Hundreds of residents flock downtown for eclipse viewing (SLIDESHOW)
For an event that wasn't planned out just two weeks ago, the library's eclipse watch party at Ballard Park Monday afternoon was wildly successful.
An estimated 2,000 residents attended the festivities in the park Monday, creating traffic jams in the downtown area and causing organizers to run out of glasses within a hour of the gates opening.
Mary Rindfleisch, the library's assistant director, said the turnout greatly exceeded her expectations.
“We were amazed and thrilled at the amount of interest and the general good spirits of everyone who attended and shared with their neighbors,” said Rindfleisch. “We really wanted this to be a community event, not just a small program at the library.

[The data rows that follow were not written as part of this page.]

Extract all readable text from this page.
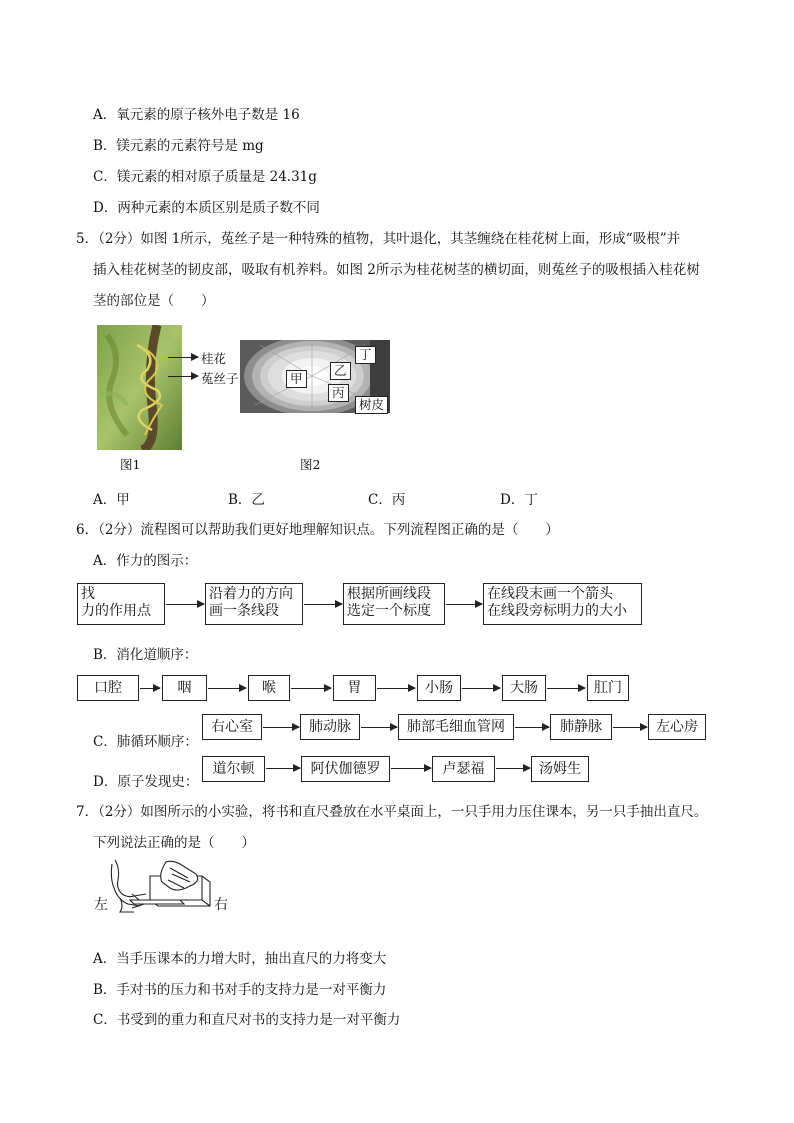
A．氧元素的原子核外电子数是 16
B．镁元素的元素符号是 mg
C．镁元素的相对原子质量是 24.31g
D．两种元素的本质区别是质子数不同
5．（2分）如图 1所示，菟丝子是一种特殊的植物，其叶退化，其茎缠绕在桂花树上面，形成“吸根”并
插入桂花树茎的韧皮部，吸取有机养料。如图 2所示为桂花树茎的横切面，则菟丝子的吸根插入桂花树
茎的部位是（　　）
桂花
菟丝子
图1
甲
乙
丙
丁
树皮
图2
A．甲	B．乙	C．丙	D．丁
6．（2分）流程图可以帮助我们更好地理解知识点。下列流程图正确的是（　　）
A．作力的图示：
找
力的作用点
沿着力的方向
画一条线段
根据所画线段
选定一个标度
在线段末画一个箭头
在线段旁标明力的大小
B．消化道顺序：
口腔	咽	喉	胃	小肠	大肠	肛门
C．肺循环顺序：
右心室	肺动脉	肺部毛细血管网	肺静脉	左心房
D．原子发现史：
道尔顿	阿伏伽德罗	卢瑟福	汤姆生
7．（2分）如图所示的小实验，将书和直尺叠放在水平桌面上，一只手用力压住课本，另一只手抽出直尺。
下列说法正确的是（　　）
左	右
A．当手压课本的力增大时，抽出直尺的力将变大
B．手对书的压力和书对手的支持力是一对平衡力
C．书受到的重力和直尺对书的支持力是一对平衡力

“The police estimate about 2,000 people attended,” she added. “A couple of weeks ago we thought we might get 200 and be pleased with that. But then eclipse mania everywhere hit last week, and national media started telling people to go to their libraries for viewing glasses.”
Rindfleisch said the event couldn’t have happened without the library’s co-sponsors, the Ridgefield Parks and Recreation Department and the Discovery Center.
She also thanked DJ Sean “Big Daddy” McKee for providing the event’s soundtrack, the Ridgefield Police Department for helping with crowd control, and members of the National Charity League and various Boy and Girl Scout troops for volunteering their time.
From Mercury to Nebraska
Over at Founders Hall, retired physicist Vernon Beck hosted an eclipse viewing with about 60 residents.
“I did the transit of mercury a few years ago, and then this came up, and I said 'gee, why not?’” said Beck, who used to work at IBM.
On Monday, he projected the image of the eclipse on the ceiling of Founders Hall using a telescope his wife won at her company's lottery years ago.
“The weather report said 10% cloud cover, this is more than 10%” Beck told The Press.
Sandy Staples, who works at the front desk in Founders Hall, recalled watching the eclipse from rural Nebraska in 1979. She viewed it through an old box with a pinhole.
“I remember being unimpressed, but the fact that it was dark during the day was interesting,” she said.